He kama no ka ua Kanilehua
I hōpoe a lehua aʻela i ka uka o ʻŌlaʻa
No Keaukaha kahi i hoʻopulapula ʻia
E nā mākua a me nā kūpuna
Eia mai au, he muʻo, he pua
ʻO HalenakekanakalawaiʻaoMiloliʻi nō ē
Dr. Halena Kapuni-Reynolds (Kanaka ʻŌiwi/Native Hawaiian) was born and raised on the island of Hawaiʻi in the rainforest of ʻŌlaʻa and the Hawaiian Home Lands community of Keaukaha. He is the Associate Curator of Native Hawaiian History and Culture at the National Museum of the American Indian.
Halena’s academic work, service, and scholarship reflect his commitment to serving the Hawaiʻi Island community, Hawaiʻi’s museum profession, and the fields of museum anthropology and Indigenous studies. He is a board member of the International Institute for Indigenous Resource Management and the Hawaiʻi Council for the Humanities. He serves on the advisory board for the East Hawaiʻi Cultural Center. Previously, Halena has served on the boards for the Hawaiʻi Museums Association, the Council for Museum Anthropology, and the Piʻilani Hawaiian Civic Club of Colorado. His essays and reviews have appeared in The Contemporary Pacific, Pacific Arts, Museum Anthropology, Hypatia: A Journal of Feminist Philosophy, the Journal of Pacific History, and Amerasia.
In 2024, Halena completed his Ph.D. in American Studies at the University of Hawaiʻi at Mānoa after successfully completing his dissertation titled "Kuʻu Home ʻO Keaukaha: He Lei Moʻolelo No Ka ʻĀina Aloha (Keaukaha, My Home: A Lei Of Stories For Beloved Lands).
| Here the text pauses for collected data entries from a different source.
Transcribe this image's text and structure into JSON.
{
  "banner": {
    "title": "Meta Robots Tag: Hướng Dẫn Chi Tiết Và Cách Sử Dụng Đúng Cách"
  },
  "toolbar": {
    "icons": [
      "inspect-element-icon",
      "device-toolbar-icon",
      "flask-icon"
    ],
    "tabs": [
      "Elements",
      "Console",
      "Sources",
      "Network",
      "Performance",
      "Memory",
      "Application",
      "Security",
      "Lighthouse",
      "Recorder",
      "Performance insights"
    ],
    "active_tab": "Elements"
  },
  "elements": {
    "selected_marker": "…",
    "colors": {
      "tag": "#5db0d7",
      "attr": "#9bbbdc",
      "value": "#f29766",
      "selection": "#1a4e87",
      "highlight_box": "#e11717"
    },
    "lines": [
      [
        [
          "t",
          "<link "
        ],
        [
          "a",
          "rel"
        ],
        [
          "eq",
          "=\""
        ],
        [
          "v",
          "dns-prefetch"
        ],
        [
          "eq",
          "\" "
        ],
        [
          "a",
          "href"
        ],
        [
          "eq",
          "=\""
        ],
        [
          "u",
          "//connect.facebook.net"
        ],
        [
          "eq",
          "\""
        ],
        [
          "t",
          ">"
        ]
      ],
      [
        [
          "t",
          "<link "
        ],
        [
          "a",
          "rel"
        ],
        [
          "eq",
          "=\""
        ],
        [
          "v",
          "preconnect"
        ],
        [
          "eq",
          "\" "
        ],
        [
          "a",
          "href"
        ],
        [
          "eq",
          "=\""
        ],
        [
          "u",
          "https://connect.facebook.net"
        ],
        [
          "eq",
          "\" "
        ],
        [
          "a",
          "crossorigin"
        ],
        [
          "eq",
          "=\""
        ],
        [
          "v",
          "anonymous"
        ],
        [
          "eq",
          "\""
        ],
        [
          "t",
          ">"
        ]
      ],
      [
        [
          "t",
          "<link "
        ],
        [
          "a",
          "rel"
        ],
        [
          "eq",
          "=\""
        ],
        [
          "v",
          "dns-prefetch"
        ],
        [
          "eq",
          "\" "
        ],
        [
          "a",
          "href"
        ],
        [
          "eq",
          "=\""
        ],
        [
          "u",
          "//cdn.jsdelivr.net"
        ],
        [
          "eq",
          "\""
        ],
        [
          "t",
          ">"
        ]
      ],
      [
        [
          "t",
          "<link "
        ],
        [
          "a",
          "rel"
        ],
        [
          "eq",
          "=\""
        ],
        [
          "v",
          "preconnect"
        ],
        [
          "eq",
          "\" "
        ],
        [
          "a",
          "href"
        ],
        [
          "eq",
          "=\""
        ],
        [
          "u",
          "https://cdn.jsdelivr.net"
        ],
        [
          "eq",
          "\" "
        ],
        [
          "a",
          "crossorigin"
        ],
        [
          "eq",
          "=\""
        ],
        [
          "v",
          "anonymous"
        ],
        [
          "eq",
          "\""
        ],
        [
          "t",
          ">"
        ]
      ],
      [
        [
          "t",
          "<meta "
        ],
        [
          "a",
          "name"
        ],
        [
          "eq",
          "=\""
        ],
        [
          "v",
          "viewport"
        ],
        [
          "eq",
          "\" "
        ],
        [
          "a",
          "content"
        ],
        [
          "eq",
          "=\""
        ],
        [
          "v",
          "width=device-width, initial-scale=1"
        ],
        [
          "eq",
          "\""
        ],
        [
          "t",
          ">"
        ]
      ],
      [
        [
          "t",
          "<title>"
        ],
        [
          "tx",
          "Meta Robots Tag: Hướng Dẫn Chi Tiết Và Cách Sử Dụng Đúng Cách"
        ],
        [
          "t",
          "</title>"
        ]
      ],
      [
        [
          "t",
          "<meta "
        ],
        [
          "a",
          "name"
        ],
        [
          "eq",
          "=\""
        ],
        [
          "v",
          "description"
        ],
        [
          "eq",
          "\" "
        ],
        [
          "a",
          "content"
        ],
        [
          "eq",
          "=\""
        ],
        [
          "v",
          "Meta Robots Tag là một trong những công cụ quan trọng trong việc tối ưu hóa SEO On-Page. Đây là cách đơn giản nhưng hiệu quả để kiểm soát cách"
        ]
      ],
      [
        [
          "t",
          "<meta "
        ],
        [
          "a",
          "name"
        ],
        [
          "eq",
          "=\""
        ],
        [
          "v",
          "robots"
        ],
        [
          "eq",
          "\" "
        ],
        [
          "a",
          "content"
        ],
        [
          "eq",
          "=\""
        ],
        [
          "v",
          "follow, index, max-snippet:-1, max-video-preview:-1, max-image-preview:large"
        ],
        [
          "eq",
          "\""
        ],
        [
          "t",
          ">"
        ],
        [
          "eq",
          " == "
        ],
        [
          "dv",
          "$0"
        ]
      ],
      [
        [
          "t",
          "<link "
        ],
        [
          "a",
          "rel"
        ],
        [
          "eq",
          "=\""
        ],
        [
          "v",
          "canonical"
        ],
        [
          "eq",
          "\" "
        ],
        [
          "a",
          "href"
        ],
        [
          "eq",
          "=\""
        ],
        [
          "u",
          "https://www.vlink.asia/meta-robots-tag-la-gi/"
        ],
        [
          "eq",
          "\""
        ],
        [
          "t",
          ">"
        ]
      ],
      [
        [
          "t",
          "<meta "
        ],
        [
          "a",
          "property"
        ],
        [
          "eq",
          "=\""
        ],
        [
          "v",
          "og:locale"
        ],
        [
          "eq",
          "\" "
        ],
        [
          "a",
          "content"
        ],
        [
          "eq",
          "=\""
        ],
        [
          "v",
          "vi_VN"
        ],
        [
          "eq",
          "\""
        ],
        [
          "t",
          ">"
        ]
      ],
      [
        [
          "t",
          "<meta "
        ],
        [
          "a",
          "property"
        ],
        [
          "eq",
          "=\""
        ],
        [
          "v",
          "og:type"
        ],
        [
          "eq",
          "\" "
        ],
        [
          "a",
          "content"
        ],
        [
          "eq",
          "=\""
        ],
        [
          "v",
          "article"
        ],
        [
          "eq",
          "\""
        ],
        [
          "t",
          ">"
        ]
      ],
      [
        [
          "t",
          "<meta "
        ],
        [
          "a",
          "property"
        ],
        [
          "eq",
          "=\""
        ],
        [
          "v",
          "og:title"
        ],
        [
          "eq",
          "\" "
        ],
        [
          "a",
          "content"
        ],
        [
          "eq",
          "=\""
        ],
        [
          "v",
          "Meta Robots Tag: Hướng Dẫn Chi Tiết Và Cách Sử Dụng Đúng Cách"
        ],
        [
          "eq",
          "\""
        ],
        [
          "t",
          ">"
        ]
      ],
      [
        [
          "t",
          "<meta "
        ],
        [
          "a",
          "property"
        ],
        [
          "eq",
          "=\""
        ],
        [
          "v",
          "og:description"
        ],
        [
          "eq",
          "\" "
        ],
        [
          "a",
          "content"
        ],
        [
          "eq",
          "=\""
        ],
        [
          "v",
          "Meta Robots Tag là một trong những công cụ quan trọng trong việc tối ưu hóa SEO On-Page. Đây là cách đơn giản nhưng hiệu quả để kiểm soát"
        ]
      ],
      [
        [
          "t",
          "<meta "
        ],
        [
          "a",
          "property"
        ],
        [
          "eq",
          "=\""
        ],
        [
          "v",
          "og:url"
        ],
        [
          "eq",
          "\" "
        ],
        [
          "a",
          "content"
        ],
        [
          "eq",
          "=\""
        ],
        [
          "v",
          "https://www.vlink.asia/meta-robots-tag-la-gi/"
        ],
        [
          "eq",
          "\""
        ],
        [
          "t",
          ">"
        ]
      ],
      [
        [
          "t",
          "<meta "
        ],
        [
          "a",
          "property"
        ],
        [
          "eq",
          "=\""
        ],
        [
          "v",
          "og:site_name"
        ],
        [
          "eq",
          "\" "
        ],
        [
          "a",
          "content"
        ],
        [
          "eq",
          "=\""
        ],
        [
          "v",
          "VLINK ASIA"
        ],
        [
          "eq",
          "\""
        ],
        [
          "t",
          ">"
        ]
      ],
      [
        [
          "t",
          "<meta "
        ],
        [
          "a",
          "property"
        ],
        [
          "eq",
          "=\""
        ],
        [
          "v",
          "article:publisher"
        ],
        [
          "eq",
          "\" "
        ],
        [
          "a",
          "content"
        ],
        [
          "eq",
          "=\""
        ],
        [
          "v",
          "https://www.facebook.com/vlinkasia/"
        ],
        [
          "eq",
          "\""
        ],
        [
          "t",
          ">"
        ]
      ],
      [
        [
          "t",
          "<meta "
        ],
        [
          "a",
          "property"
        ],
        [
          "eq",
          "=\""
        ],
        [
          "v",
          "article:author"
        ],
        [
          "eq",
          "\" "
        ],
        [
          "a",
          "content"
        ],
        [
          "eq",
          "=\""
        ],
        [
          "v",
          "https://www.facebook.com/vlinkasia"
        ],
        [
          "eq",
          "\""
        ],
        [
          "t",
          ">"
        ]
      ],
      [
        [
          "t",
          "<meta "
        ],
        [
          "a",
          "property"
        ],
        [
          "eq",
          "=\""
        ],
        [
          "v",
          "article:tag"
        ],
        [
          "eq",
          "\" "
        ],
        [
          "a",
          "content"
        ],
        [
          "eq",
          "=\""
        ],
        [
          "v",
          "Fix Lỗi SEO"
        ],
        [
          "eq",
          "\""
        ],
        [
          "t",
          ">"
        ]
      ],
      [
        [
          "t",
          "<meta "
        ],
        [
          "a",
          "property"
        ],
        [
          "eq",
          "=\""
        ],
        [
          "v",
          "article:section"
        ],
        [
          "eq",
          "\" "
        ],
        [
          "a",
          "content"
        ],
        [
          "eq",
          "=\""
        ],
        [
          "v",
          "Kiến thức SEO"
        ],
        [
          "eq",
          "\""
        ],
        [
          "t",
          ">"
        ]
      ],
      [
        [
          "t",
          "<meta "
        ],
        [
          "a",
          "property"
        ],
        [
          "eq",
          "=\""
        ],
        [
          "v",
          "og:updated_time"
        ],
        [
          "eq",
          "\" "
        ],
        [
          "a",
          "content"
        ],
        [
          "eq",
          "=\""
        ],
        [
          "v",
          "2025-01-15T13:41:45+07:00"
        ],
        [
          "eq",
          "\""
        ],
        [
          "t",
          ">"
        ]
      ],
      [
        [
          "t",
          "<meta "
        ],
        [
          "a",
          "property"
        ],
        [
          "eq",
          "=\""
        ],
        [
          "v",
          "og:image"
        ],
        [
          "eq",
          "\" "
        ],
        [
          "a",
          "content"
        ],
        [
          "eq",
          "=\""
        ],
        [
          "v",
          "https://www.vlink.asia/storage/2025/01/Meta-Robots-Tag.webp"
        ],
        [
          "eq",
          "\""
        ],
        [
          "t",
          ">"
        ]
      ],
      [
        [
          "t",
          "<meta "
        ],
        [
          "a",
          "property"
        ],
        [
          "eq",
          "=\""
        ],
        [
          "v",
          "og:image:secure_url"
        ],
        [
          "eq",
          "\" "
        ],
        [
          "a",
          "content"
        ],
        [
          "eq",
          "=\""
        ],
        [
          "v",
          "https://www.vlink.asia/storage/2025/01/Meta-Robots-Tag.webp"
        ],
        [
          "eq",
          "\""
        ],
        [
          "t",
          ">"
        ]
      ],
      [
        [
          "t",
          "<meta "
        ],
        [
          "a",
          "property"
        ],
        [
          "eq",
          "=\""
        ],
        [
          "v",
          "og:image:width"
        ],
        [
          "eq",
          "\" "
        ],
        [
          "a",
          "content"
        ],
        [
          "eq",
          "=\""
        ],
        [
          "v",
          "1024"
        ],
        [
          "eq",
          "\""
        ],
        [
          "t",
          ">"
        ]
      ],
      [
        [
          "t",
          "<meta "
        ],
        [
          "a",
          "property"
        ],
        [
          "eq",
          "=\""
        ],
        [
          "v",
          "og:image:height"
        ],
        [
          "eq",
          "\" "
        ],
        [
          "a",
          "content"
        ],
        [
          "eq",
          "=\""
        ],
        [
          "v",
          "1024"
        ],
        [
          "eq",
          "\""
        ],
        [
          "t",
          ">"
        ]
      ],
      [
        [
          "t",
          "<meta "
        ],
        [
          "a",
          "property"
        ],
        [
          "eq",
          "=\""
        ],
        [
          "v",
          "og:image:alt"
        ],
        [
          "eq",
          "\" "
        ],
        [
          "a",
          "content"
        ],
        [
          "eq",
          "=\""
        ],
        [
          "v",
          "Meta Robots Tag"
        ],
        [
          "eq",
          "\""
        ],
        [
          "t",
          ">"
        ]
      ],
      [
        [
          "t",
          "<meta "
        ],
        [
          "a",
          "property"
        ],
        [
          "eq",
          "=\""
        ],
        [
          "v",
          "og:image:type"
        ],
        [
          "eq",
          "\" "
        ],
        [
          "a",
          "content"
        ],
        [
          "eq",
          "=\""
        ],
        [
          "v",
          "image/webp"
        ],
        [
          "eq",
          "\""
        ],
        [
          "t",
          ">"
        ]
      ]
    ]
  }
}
This interdisciplinary project utilizes a lei kui (a type of lei made by stringing flowers on thread) methodology to analyze Hawaiian and English primary source materials to reconstruct aspects of Keaukaha's history during the late 19th to mid-20th centuries. Additionally, Halena develops the concept of huli kanaka, the Hawaiian translation for anthropology and "profound studies of any kind," to develop a Hawaiian approach to anthropology that privileges Hawaiian categories of social analysis for understanding Hawaiian life. His dissertation ends with a chapter envisioning a cultural center for the Keaukaha and Panaʻewa Hawaiian Home Land communities inspired by previous iterations and models of cultural centers in Keaukaha that homesteaders have developed over the decades.